The first order for a series model came in 1938, when 39 B-l7Bs were ordered. A second order, for 38 B-17Cs (with heavier armament, armor for crew, and self-sealing fuel tanks) arrived in 1939, followed in 1940 by an order for 42 B-l7Ds, which were substantially identical with the preceding model. These last two versions of the Flying Fortress were the first to see combat. They were used from May, 1941, by the British (B-17C, with no great success) and after Pearl Harbor by the Americans. Most of the B-17s at Pearl Harbor were destroyed on the ground by the Japanese, but those that survived the Japanese attack were responsible for the first American air offensive of World War II. On December 10, 1941, B-17s attacked Japanese shipping.

The 1941 version, the B-17E, was extensively modified. The entire rear section of the plane was radically altered to provide greater stability, especially at high altitude, and to make room for the installation of a defensive gun position in the tail. The plane's armament was increased by the addition of two mechanically controlled gun turrets, one on the back and one in the belly. Both turrets had 12.7-mm. guns, and machine guns were also installed on the sides of the fuselage. Two 7.62-mm. light machine guns, manually operated, were kept forward. A total of 512 B-17Es were built. They appeared in the Pacific first, early in 1942, and later in Europe, in July, with units of the 8th Air Force, based in Great Britain. On August 17 these planes made their first raid on the European front, with a daylight bombing mission to Rouen.

The next model was the B-17F, which appeared in 1942. It had still heavier armament and some other modifications.
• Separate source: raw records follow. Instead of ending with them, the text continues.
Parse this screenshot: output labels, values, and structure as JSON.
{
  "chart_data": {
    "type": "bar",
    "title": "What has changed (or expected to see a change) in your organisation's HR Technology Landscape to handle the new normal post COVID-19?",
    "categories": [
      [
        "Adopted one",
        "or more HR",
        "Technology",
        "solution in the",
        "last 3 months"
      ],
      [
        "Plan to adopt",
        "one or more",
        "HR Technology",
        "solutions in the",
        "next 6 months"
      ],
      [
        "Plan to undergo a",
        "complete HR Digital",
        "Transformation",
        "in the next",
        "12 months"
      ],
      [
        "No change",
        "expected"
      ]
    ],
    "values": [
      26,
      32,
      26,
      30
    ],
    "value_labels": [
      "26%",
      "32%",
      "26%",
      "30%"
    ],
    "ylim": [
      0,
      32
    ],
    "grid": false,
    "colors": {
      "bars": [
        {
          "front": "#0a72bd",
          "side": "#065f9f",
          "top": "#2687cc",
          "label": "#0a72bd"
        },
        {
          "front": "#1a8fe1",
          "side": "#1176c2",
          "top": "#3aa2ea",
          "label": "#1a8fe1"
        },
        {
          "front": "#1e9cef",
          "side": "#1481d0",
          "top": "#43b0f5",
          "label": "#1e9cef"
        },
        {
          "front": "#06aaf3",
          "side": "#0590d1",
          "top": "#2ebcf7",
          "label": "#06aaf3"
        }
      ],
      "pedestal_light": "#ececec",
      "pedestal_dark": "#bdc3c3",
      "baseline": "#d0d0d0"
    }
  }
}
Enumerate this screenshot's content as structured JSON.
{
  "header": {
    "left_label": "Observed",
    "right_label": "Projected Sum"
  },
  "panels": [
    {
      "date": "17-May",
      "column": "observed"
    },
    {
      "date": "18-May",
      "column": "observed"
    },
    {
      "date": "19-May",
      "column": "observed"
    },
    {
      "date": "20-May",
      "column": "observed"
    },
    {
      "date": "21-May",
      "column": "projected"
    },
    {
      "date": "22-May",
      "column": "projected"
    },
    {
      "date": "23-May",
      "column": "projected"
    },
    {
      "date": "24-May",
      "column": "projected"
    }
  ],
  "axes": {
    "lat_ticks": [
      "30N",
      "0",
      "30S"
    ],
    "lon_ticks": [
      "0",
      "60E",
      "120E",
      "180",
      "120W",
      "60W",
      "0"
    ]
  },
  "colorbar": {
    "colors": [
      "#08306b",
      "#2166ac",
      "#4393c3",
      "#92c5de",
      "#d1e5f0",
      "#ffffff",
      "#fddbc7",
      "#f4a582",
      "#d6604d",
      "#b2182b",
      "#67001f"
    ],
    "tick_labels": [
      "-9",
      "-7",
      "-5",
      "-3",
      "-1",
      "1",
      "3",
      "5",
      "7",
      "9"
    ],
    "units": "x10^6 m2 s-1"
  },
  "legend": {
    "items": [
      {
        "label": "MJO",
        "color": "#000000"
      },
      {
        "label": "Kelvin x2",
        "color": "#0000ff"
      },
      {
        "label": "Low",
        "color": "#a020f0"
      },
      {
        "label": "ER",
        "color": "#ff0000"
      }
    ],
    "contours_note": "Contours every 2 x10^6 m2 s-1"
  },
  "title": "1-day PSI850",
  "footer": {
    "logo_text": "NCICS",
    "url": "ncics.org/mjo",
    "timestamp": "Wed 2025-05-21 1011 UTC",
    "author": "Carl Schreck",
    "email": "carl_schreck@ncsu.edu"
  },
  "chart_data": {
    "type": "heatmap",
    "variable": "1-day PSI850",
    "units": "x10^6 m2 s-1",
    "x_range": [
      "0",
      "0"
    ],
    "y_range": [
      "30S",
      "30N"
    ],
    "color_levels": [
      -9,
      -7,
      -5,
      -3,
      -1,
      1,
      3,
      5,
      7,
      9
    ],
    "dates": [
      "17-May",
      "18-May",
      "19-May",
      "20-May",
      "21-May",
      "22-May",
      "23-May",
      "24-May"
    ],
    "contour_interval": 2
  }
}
A total of 3,400 aircraft were built. Lockheed and Douglas helped in the production of this model, with 500 and 600 planes respectively. The rest were produced at the Boeing plant in Seattle.

The largest production series of the Flying Fortress was the B-17G. The Boeing company built 4,035; Douglas built 2,400 in Long Beach; and Lockheed built 2,250 in Burbank. Most of these 8,685 planes were sent to Europe, beginning in 1943. These planes had heavier defensive armament, with a remote-controlled turret forward, just below the navigator-bomber's position.

Several experimental versions were also built, as well as non-bomber B-17s, including photo-reconnaissance, naval rescue, and transport models. The United States was not the only country to employ the Flying Fortress. During the war the RAF took just over 200 Flying Fortresses, 20 of them B-l7Cs and the rest models E, F, and G. These planes were assigned to Bomber Command and to Coastal Command and remained in service until the end of the war.

The Germans captured about 20 Flying Fortresses, some intact and some damaged. They were assigned to the Kampfgeschwader 200 and used to study improved fighter tactics. Some of these planes were used by the Luftwaffe in secret operations, either without insignia or with fake USAAF insignia.

After the war some surviving B-l7Gs served in the new Israeli air force and in the air forces of Brazil and the Dominican Republic. And some Flying Fortresses were transformed into water bombers for fighting forest fires.